[UPDATE BELOW] As the current owners of Tavern on the Green prepare to clear out and auction off everything inside the storied Central Park restaurant, it's still far from clear that the place will reopen any time soon under new management. Cantankerous Steve Cuozzo at the Post is alarmed that after all that effort expended by the city to find a new leaseholder for the 19th century sheepfold, it could very well go dark after the LeRoy family leaves. Dean Poll, the owner of Central Park's Boathouse restaurant, won the rights to negotiate the lease to the property, but he hasn't actually signed it yet. At least Cuozzo's not getting all emo about it or anything:

A grim, not implausible prospect is that there will be no Tavern by any name after Jan. 1—and Central Park will have an ugly black hole in its heart. Only direct, forceful intervention by Mayor Bloomberg might break the impasse, as he helped do at The Plaza hotel a few years ago. Letting Tavern turn dark for any length is unacceptable. It's hardly been a great restaurant, but an imperfect Tavern beats no Tavern at all.

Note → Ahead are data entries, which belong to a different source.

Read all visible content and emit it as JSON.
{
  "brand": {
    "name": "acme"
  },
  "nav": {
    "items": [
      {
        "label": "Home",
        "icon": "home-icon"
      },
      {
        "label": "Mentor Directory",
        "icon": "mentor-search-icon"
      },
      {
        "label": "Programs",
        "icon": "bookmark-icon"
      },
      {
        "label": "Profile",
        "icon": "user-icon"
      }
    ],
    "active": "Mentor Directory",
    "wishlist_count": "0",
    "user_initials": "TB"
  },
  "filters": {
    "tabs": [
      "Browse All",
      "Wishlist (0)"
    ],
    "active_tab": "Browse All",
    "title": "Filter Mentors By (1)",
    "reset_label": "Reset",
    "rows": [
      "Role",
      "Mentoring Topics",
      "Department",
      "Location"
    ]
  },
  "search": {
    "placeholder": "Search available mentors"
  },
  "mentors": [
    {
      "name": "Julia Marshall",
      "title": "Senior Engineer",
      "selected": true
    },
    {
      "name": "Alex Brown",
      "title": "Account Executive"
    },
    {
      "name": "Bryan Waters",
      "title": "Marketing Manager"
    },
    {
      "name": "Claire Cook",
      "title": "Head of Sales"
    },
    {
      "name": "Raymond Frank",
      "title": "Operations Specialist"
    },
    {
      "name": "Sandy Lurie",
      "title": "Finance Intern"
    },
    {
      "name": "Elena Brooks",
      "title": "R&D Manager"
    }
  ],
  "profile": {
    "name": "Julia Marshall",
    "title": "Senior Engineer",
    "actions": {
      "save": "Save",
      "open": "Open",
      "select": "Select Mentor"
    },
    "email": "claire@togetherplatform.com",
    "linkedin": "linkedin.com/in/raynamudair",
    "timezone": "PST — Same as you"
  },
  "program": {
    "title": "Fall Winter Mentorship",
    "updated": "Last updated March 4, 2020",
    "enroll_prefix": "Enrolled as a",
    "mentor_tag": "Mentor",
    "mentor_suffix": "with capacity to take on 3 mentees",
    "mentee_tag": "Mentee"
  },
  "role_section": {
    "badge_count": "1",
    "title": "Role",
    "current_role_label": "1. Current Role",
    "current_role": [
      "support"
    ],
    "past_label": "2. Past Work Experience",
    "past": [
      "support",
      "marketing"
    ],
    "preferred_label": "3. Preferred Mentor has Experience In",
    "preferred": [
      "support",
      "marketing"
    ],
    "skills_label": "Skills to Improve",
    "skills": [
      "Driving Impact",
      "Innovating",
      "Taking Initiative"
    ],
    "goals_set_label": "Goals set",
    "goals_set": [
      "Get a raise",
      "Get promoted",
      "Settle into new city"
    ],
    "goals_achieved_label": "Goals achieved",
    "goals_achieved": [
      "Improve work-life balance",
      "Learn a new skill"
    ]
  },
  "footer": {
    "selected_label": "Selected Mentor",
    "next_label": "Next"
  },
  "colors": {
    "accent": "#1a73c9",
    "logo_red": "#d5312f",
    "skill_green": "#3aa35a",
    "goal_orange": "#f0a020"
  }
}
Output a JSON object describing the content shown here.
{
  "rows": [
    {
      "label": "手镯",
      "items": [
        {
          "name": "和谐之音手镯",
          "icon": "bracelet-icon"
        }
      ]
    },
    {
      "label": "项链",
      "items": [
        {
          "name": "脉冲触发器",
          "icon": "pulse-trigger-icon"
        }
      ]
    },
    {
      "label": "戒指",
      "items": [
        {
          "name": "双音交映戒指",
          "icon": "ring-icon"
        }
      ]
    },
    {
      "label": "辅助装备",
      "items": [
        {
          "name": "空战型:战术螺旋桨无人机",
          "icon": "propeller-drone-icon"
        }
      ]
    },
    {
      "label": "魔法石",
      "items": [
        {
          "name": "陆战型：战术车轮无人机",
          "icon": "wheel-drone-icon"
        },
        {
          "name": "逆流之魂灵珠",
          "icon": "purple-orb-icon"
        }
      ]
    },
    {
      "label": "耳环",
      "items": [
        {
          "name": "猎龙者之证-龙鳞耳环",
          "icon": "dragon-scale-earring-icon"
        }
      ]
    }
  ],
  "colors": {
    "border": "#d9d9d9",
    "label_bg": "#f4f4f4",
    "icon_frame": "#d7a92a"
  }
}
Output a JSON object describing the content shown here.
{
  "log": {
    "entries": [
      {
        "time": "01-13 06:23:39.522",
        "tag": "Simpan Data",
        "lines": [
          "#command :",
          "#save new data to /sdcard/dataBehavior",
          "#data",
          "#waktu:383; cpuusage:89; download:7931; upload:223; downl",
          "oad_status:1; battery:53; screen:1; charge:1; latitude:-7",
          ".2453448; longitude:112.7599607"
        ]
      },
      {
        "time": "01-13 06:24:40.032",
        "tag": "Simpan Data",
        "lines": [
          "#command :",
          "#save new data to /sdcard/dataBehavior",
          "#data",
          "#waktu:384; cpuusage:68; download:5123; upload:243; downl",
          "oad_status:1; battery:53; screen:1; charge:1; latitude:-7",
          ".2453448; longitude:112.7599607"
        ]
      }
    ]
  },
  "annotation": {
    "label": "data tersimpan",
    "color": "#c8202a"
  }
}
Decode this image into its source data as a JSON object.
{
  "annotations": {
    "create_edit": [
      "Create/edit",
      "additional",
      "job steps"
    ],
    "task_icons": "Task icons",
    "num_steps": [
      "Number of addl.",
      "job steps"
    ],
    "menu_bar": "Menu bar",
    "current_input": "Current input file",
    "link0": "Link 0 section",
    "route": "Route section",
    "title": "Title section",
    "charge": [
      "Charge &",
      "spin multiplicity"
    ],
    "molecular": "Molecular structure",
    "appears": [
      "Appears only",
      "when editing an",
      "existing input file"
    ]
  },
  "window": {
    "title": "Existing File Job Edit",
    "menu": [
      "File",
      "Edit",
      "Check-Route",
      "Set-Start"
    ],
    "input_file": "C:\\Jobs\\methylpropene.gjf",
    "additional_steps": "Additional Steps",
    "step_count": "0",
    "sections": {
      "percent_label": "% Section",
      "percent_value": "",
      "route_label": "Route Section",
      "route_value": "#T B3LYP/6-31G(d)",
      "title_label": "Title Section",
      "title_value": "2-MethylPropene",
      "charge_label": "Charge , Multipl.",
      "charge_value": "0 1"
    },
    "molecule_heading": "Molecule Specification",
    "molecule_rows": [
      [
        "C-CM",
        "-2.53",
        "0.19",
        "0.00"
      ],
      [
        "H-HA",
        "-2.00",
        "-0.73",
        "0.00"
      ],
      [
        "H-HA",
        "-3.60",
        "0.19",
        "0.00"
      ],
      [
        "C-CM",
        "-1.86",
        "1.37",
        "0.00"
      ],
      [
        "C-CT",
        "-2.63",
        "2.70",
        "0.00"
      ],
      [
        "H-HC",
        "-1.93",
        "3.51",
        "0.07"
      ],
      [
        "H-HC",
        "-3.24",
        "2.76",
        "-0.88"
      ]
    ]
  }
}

Poll's transition into ownership of the second-highest-grossing eatery in America has been rocky in part because of heated labor disputes; many employees at Tavern belong to Local 6, which called Poll's offer "an insult." There's also the battle over the Tavern on the Green name, which the LeRoy family is fighting to retain so they can create a possible franchise elsewhere. In a surprisingly compelling Crain's profile on Jennifer Oz LeRoy, Tavern's COO Michael Desiderio said, "Maybe we'll open a Tavern on the Green hotel or a Tavern on the Green [restaurant] in Brooklyn."

A spokesperson for Dean Poll isn't pulling punches in this statement:

"Neither the City of New York nor Dean Poll could have anticipated the bankruptcy of the current operation immediately following the award of Tavern on the Green to Mr. Poll. That proceeding, which involves the liquidation of the LeRoy business operations, has seen the family and its 500 plus creditors trying to glean every dollar to repay outstanding debts to the detriment of the public and the workers who would prefer a seamless transition to new ownership.

"Dean Poll is currently working through the many issues attendant to taking over the facility in February while continuing to urge Local 6 Union leadership to furnish him with a written proposal of its own. Unfortunately, the union has yet to realize that its failure to negotiate in good faith will prove harmful to many of its members."